Uma verdadeira epifania de amor! Amor pela vida, pela natureza e pela música.
Passei os dias seguintes distraído por outras preocupações, mas uma ideia ficou remoendo em meu cérebro, como um joguete, na forma de uma estranha pergunta, cuja resposta eu não precisava buscar, por saber de cor: o que Tim Maia e John Coltrane têm em comum, além do fato óbvio de serem monstros sagrados da música?
Há quase (leia bem, quase, pois em tudo que se refere a música as discussões são intensas e as unanimidades, raras) um consenso sobre ambos terem lançado seus melhores trabalhos sob o efeito de uma espécie de epifania religiosa. Muitos outros compositores consagrados, como Bob Dylan e Johnny Cash, tiveram seus surtos de religiosidade refletidos em grandes trabalhos, mas nem todos com a produção subsequente de álbuns tão definitivos em suas carreiras.
"A Love Supreme", de 1965, e "Tim Maia Racional", concebido dez anos depois, são frutos de um renascimento de seus criadores, após um período de consumo extremo e altamente destrutivo de drogas pesadas — Tim na cocaína e John na heroína — , que os levou ao fundo do poço e quase desta para melhor.
O americano teve uma viagem espiritual mais tranquila e duradoura, após o período mais grave de vício, quando chegou a ter uma overdose e foi demitido da banda de Miles Davis. Foi na busca por deus que ele encontrou a tranquilidade que faltava à sua alma. "A Love Supreme" é um esforço em traduzir essa energia suprema, que John dizia encontrar em todas as religiões, sem predileção por esse ou aquele deus, e a tarefa de entregar tal dádiva a outras pessoas que pudessem estar passando por uma necessidade parecida com a que ele vivenciou.

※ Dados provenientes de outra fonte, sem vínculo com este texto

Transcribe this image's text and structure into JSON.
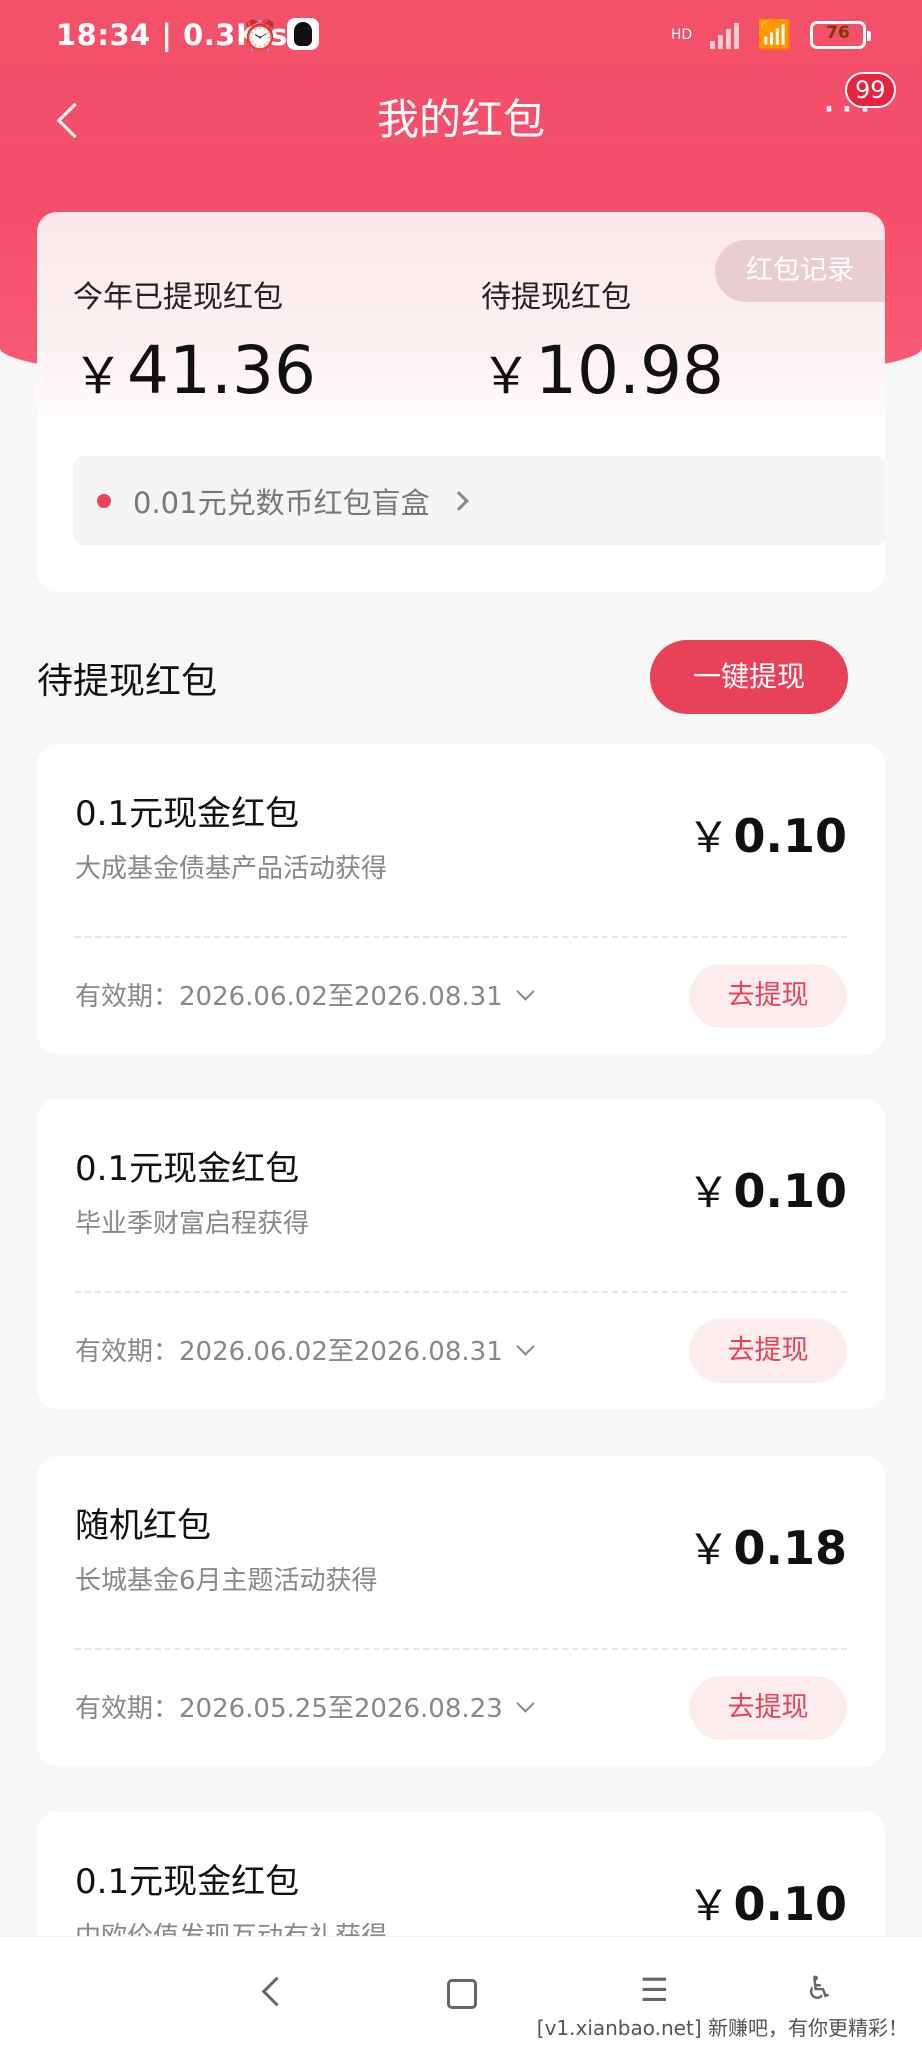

É uma teoria antiga minha que músicos de jazz nomeiam muitas de suas obras baseando-se na sequência de notas da melodia principal, como se fossem sílabas, formando pequenas frases. Poderia nomear dezenas de exemplos, mas isso fica para um outro texto… Aqui isso é estendido e declarado: no quarto e último movimento de "A Love Supreme", denominado "Psalm", John recita em seu sax uma poesia que escreveu para deus e que está no encarte do álbum. Cada nota representando uma sílaba de seus versos. Classe, estilo e lirismo, a serviço de sua viagem espiritual.
Com o brasileiríssimo Tim Maia, a coisa não poderia ser tão tranquila. Ou então não seria Tim, é claro. O síndico conseguiu se livrar do vício em cocaína (e o que mais surgisse pela frente) após se envolver com o "médium" Manoel, um rematado charlatão, fundador da chamada "Cultura Racional", a qual o próprio Tim chamaria, anos depois, de "baixo espiritismo". Graças à fama — e dinheiro — de seu seguidor, Manoel trouxe Tim para o centro da seita, como principal porta-voz daquela patacoada.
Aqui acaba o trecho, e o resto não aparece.